Writing a newspaper article about his crimes is part of the punishment given to one of four people who pleaded guilty last year to soring horses.
Paul Blackburn, 36, of Shelbyville received a year of probation and a $1,000 fine for conspiracy to violate the Horse Protection Act and substantive violations of the act.
But U.S. District Judge Harry S. Mattice also ordered Blackburn to write an article describing horse soring methods used in the gaited horse community, the effects soring has on the animals, and the scope of horse soring in the industry.
Mattice ordered Blackburn to write the article "to be published in his community newspaper," which would be the Shelbyville Times-Gazette.
Blackburn was indicted last April in a 34-count superseding indictment, along with Barney Davis, 38, and Jeffery Bradford, 33, both of Lewisburg, and Christen Altman, 25, of Shelbyville, who had all been the subject of a federal indictment a month before.
Davis faces up to 20 years in prison and a $250,000 fine and Altman and Bradford each face a term of up to one year in prison and a $3,000 fine. Sentencing for the three has been set for Feb. 27.
The indictment was the result of a seven-month investigation conducted by the U.S. Department of Agriculture, Office of Inspector General (USDA-OIG) Agent Julie McMillian.

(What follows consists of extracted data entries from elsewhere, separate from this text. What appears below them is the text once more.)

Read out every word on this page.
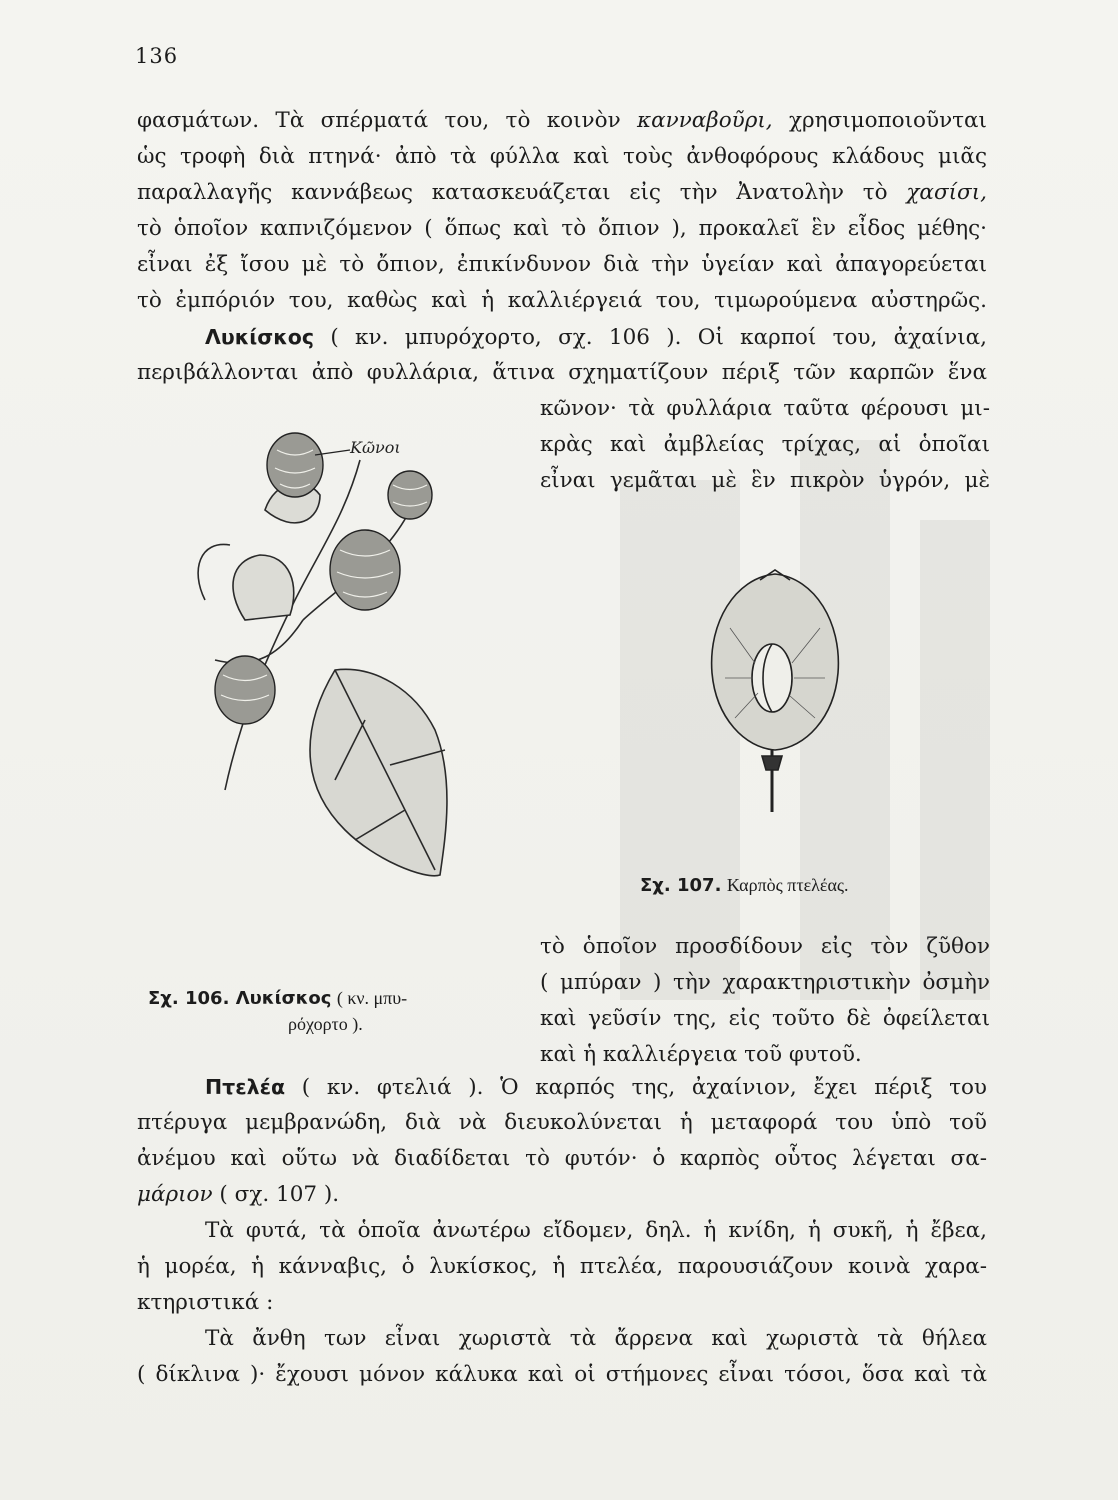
136
φασμάτων. Τὰ σπέρματά του, τὸ κοινὸν κανναβοῦρι, χρησιμοποιοῦνται
ὡς τροφὴ διὰ πτηνά· ἀπὸ τὰ φύλλα καὶ τοὺς ἀνθοφόρους κλάδους μιᾶς
παραλλαγῆς καννάβεως κατασκευάζεται εἰς τὴν Ἀνατολὴν τὸ χασίσι,
τὸ ὁποῖον καπνιζόμενον ( ὅπως καὶ τὸ ὄπιον ), προκαλεῖ ἓν εἶδος μέθης·
εἶναι ἐξ ἴσου μὲ τὸ ὄπιον, ἐπικίνδυνον διὰ τὴν ὑγείαν καὶ ἀπαγορεύεται
τὸ ἐμπόριόν του, καθὼς καὶ ἡ καλλιέργειά του, τιμωρούμενα αὐστηρῶς.
Λυκίσκος ( κν. μπυρόχορτο, σχ. 106 ). Οἱ καρποί του, ἀχαίνια,
περιβάλλονται ἀπὸ φυλλάρια, ἅτινα σχηματίζουν πέριξ τῶν καρπῶν ἕνα
κῶνον· τὰ φυλλάρια ταῦτα φέρουσι μι-
κρὰς καὶ ἀμβλείας τρίχας, αἱ ὁποῖαι
εἶναι γεμᾶται μὲ ἓν πικρὸν ὑγρόν, μὲ
Κῶνοι
Σχ. 107. Καρπὸς πτελέας.
τὸ ὁποῖον προσδίδουν εἰς τὸν ζῦθον
( μπύραν ) τὴν χαρακτηριστικὴν ὀσμὴν
καὶ γεῦσίν της, εἰς τοῦτο δὲ ὀφείλεται
καὶ ἡ καλλιέργεια τοῦ φυτοῦ.
Σχ. 106. Λυκίσκος ( κν. μπυ-
ρόχορτο ).
Πτελέα ( κν. φτελιά ). Ὁ καρπός της, ἀχαίνιον, ἔχει πέριξ του
πτέρυγα μεμβρανώδη, διὰ νὰ διευκολύνεται ἡ μεταφορά του ὑπὸ τοῦ
ἀνέμου καὶ οὕτω νὰ διαδίδεται τὸ φυτόν· ὁ καρπὸς οὗτος λέγεται σα-
μάριον ( σχ. 107 ).
Τὰ φυτά, τὰ ὁποῖα ἀνωτέρω εἴδομεν, δηλ. ἡ κνίδη, ἡ συκῆ, ἡ ἔβεα,
ἡ μορέα, ἡ κάνναβις, ὁ λυκίσκος, ἡ πτελέα, παρουσιάζουν κοινὰ χαρα-
κτηριστικά :
Τὰ ἄνθη των εἶναι χωριστὰ τὰ ἄρρενα καὶ χωριστὰ τὰ θήλεα
( δίκλινα )· ἔχουσι μόνον κάλυκα καὶ οἱ στήμονες εἶναι τόσοι, ὅσα καὶ τὰ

According to a press release from the Department of Justice, the case of the four, along with a case involving Chris Zahnd in the Middle District of Tennessee, "are the first two criminal prosecutions of Horse Protection Act violations in approximately 20 years."
"The crime committed by the individual in this conspiracy is an example of a wide-spread problem in the equine industry that gives unfair and illegal advantage to some competitors over others, in addition to causing cruelty to the animals," U.S. Attorney Bill Killian said. "This issue has our attention and we will continue to pursue violators of the Horse Protection Act to assure fairness in competition and to protect the welfare of the horses that are symbol of our state."
The indictment stated from 2002 to October 2010, Davis and the three conspired to sore the horses and falsify documents without being detected by the USDA and industry inspectors (Designated Qualified Persons) so that additional customers would pay Davis to board and train their horses at his barn.
Davis was taken into custody by federal marshals last July for allegedly violating the terms of his bond, which barred him from having any contact with horses owned by other people, including training those horses.
Editor's note: The T-G has not been contacted by the judge regarding this case.